Pours a pale straw colour with strong head, creating a nice head of off-white froth, very densely packed at the top. Retains pretty well and leaves a nice sticky ring of lace. Slight trace of haze in the glass caps this off. Nice-looking brew.
Smells very citrusy; there is a distinct orange note there, slightly tart with a pleasant sweetness behind it. Not a great deal of spice although a slight peppery zing to it, and a slight candied aspect which gives this a slight soft drink aroma. Quite pleasant, definitely needs more complexity though.
Taste is again sweet with a long candied orange kind of flavour. The wit aspect is more prominent here though, with a zesty coriander spice on the back and mild peppery notes from the yeast.

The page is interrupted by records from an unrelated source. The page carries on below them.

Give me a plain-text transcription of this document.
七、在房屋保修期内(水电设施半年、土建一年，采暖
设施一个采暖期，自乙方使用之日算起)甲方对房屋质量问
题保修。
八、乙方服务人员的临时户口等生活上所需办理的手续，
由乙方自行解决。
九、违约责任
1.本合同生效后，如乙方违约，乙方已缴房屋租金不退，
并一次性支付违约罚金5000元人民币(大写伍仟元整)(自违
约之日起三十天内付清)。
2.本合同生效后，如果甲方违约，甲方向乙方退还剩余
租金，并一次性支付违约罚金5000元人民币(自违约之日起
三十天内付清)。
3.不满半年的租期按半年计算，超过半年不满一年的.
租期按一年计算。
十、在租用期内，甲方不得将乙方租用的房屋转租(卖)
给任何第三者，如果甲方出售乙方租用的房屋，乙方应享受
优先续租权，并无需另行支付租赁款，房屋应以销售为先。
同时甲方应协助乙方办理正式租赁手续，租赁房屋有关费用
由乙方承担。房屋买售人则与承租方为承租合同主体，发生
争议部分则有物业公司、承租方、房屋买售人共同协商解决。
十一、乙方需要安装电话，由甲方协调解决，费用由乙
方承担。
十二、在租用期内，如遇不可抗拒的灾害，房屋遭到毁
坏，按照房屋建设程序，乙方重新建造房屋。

Hint of ginger as well, and maybe some white grape tannins as well contributing to that mélange of spice. Doesn't have too much of a bite though, and finish is blandly sour with a kind of apple juice flavour, lingers without must gusto and certainly without nuance. The sweetness that underlies the palate is, I think, a bit too sweet, and more spice or a more potent Belgian-ness is needed to counteract and make the palate more interesting. It has potential but falls flat towards the end.
Mouthfeel has a nice bit of sizzle and is quite smooth. It's good for what it is, I feel if the flavour were better, but still felt like this, it would be thin, but because the flavour isn't so powerful this feels quite appropriate. It's definitely quite sessionable but the lack of interest would bug me after a while.
72 / 100
Cloudy, very cloudy, almost opaque, pale wheaty colour with modest white head, visible bubbles. Lacing is pretty good, clings lightly to the glass. Overall, pretty decent.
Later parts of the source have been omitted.